Ms. Gill shared the results with her co-workers, asking them which sugar they preferred in the cookies, which shape, which texture, bringing rigor and determination to perfecting the recipe. (That applies to projects beyond the kitchen, too: In 2018, she founded Countertalk, a network that connects and supports hospitality workers, and promotes jobs in healthy work environments.)
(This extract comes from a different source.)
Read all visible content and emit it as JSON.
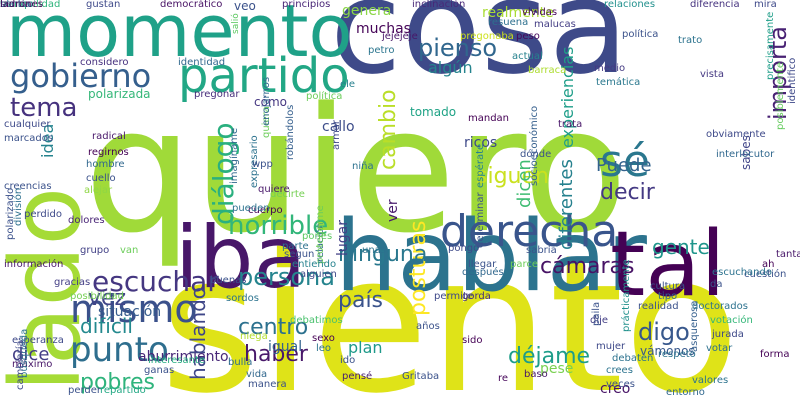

She landed on a blend of dark brown and caster (or superfine) sugars, and discovered that resting the dough in the refrigerator yielded a more substantive cookie (as opposed to a thinner, chewier one with its butter seeped out). Rolling the dough into balls right away, as opposed to chilling it first, gave her the gentle domes you like to see in the center of a chocolate chip cookie.
One surprising thing is the omission of vanilla, a given in most chocolate chip cookie recipes, starting with the standard on the Nestlé Toll House bag. Ms. Gill didn’t give it a second thought.
Since vanilla has become so pricey (it’s now the second most expensive spice in the world), she’s stopped adding it to recipes unless she wants to showcase its flavor — in a panna cotta, for instance, where its presence would be heightened. “It was an everyday ingredient, and now it’s not,” she said. “It’s like a special-treat ingredient.”
“One is never enough,” Mr. Gauto confirmed.
“They are the best chocolate-chip cookies, actually, I think I’ve made,” said Felicity Spector, a journalist who tested out some of the cookbook’s recipes. “I’ve made lots of other ones.”
Many would argue that “best” is even better than “perfect.”